The coaxial arrangement of the central bellows 56 inside the outer bellows 60 provides a simple construction in which forces resulting from the longitudinal expansions and contractions, are generally in balance. However, other embodiments of the invention are possible in which the volumes of the working cavity and suction cavity vary simultaneously, e.g. there could be two bellows defining suction cavities on opposing sides of central bellows defining the working cavity, or vice versa. There are also various other possible configurations in which expansion and contraction of a working cavity and suction cavity are linked or inter-dependent.

In use, the apparatus 10.2 functions similarly to the apparatus shown in Figure 1 , in the sense that working fluid flowing into and out of the working cavity 44 causes the working cavity to expand and contract - which causes the suction cavity 20 to expand and contract. Expansion and contraction of the suction cavity 20, with operation of the non-return valves, causes fuel 12 to be drawn into the suction opening 24, to the suction cavity and towards the filter via the supply channel 34.

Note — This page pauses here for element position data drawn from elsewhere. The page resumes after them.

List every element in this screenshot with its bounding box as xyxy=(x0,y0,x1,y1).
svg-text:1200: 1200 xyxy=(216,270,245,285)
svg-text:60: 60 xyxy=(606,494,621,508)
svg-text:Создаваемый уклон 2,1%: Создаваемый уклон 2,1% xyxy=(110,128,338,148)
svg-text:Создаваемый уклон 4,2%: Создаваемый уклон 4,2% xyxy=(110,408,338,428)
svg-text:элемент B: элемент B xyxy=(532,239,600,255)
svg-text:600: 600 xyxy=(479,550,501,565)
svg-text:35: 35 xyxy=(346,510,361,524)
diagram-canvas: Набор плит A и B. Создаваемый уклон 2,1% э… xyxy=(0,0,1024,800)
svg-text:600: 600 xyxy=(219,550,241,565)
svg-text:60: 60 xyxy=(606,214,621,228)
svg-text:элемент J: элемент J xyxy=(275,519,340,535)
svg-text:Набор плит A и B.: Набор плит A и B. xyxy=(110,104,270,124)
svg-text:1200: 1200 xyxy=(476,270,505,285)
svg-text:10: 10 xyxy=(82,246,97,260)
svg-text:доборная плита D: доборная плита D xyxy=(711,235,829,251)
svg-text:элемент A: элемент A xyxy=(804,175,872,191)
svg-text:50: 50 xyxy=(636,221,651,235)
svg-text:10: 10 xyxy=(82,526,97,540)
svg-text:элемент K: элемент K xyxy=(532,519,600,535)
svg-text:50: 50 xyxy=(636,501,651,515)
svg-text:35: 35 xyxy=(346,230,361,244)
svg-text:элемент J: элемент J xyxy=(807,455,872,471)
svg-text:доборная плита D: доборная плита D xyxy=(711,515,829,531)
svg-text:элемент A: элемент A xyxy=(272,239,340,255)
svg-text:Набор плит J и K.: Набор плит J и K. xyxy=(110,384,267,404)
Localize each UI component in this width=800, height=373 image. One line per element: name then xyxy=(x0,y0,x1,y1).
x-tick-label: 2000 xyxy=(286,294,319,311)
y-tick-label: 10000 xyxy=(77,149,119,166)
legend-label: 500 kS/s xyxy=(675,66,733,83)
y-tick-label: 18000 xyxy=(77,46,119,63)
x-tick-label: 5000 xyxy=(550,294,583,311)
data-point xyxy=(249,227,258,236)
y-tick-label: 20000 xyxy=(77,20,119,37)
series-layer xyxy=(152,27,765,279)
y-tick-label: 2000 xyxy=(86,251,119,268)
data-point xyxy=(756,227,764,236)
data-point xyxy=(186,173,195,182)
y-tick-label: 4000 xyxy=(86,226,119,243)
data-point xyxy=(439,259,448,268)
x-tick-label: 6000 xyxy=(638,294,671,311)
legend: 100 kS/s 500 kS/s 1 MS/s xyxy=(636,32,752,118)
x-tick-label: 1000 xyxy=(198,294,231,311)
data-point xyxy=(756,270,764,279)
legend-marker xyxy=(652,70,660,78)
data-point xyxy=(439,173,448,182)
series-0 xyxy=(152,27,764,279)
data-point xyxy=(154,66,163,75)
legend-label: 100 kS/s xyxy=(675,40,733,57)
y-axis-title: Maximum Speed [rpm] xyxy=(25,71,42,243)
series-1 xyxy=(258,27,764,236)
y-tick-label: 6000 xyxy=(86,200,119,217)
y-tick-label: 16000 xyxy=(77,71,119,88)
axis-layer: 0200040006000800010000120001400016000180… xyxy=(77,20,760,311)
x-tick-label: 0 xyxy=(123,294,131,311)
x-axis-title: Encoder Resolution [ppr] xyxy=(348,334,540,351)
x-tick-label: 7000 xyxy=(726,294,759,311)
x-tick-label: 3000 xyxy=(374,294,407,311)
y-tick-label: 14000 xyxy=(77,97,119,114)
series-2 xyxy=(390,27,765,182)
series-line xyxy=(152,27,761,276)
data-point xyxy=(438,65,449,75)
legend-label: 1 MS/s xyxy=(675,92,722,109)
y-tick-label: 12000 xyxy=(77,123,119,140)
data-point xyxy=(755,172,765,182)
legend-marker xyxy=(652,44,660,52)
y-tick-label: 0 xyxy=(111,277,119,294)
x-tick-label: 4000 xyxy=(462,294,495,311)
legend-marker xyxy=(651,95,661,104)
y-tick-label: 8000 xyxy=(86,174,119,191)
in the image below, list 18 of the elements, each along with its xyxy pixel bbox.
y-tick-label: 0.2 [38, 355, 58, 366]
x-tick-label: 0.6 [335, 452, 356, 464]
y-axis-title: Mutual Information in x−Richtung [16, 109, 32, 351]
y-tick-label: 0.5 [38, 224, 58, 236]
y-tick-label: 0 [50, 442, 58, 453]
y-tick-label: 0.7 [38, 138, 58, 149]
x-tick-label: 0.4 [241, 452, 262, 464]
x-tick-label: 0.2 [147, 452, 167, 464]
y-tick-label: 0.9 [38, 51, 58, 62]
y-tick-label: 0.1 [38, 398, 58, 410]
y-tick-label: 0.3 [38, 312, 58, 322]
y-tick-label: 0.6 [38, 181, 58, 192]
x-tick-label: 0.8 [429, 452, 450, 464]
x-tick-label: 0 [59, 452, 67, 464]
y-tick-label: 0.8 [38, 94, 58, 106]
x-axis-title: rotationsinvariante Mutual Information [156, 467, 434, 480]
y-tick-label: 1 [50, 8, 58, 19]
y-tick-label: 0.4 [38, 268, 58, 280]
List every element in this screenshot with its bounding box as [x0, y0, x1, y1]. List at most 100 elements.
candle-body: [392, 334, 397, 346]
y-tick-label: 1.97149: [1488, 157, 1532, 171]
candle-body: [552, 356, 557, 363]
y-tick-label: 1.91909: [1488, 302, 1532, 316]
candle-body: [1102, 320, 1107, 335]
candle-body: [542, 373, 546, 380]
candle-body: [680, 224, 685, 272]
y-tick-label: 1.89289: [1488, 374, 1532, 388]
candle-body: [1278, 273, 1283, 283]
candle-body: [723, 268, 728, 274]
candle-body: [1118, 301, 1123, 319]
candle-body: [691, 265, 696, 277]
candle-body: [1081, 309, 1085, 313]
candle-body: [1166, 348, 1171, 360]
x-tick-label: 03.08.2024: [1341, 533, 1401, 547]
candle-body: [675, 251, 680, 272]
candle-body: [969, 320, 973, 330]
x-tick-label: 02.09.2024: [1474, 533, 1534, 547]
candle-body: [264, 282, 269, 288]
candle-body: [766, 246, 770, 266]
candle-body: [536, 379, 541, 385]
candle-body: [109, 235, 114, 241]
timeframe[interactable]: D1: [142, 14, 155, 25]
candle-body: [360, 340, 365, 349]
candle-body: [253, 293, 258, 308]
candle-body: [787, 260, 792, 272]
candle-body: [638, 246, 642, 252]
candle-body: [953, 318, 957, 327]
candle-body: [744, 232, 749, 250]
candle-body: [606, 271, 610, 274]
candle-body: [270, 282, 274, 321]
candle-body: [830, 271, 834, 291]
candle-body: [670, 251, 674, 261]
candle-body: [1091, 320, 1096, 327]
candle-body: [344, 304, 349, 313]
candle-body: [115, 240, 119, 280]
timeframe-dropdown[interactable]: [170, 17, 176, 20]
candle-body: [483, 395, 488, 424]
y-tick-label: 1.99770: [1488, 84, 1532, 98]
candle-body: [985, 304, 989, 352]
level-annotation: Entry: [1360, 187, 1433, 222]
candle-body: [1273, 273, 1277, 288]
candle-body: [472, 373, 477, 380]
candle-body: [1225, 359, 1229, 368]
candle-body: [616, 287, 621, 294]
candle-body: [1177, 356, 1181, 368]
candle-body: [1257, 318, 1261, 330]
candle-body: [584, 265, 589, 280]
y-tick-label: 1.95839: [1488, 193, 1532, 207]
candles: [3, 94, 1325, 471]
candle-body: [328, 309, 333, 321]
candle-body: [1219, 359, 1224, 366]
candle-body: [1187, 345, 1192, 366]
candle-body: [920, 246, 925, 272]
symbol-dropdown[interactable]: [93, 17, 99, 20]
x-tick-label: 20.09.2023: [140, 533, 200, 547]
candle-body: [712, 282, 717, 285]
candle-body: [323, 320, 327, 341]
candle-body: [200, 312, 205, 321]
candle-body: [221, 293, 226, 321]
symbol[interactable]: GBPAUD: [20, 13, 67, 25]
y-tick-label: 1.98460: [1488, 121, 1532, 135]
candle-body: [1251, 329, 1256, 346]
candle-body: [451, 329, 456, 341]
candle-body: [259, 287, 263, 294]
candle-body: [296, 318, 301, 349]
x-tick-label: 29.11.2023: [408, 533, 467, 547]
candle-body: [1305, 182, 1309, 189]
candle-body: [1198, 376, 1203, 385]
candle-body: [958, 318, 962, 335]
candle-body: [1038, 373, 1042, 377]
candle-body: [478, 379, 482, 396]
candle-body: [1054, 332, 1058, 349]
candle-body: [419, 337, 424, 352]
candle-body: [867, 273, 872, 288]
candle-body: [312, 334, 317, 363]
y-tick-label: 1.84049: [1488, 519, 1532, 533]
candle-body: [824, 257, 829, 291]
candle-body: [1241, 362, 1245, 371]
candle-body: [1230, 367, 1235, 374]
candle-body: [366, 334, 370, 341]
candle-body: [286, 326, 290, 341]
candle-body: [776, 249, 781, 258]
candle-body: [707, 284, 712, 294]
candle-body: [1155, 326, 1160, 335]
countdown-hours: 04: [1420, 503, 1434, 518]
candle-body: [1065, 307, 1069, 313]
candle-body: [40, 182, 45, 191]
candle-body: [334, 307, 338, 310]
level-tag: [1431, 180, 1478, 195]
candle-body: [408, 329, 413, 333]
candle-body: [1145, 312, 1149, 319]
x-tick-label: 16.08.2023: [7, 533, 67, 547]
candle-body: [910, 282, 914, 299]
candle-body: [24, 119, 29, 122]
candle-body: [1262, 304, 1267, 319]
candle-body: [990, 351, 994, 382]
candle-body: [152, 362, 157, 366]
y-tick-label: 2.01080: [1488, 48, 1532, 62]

Additionally to this operation, the suction head 62 is caused to move reciprocally along the bottom of the tank 14 and draws fuel 12 into the suction opening 24 on each extension stroke, so that the suction head effectively scours the bottom of the tank 14, while drawing in contaminated fuel 12. This allows the suction head 62 to reach the extremities of the tank 14, where contaminants often tend to accumulate.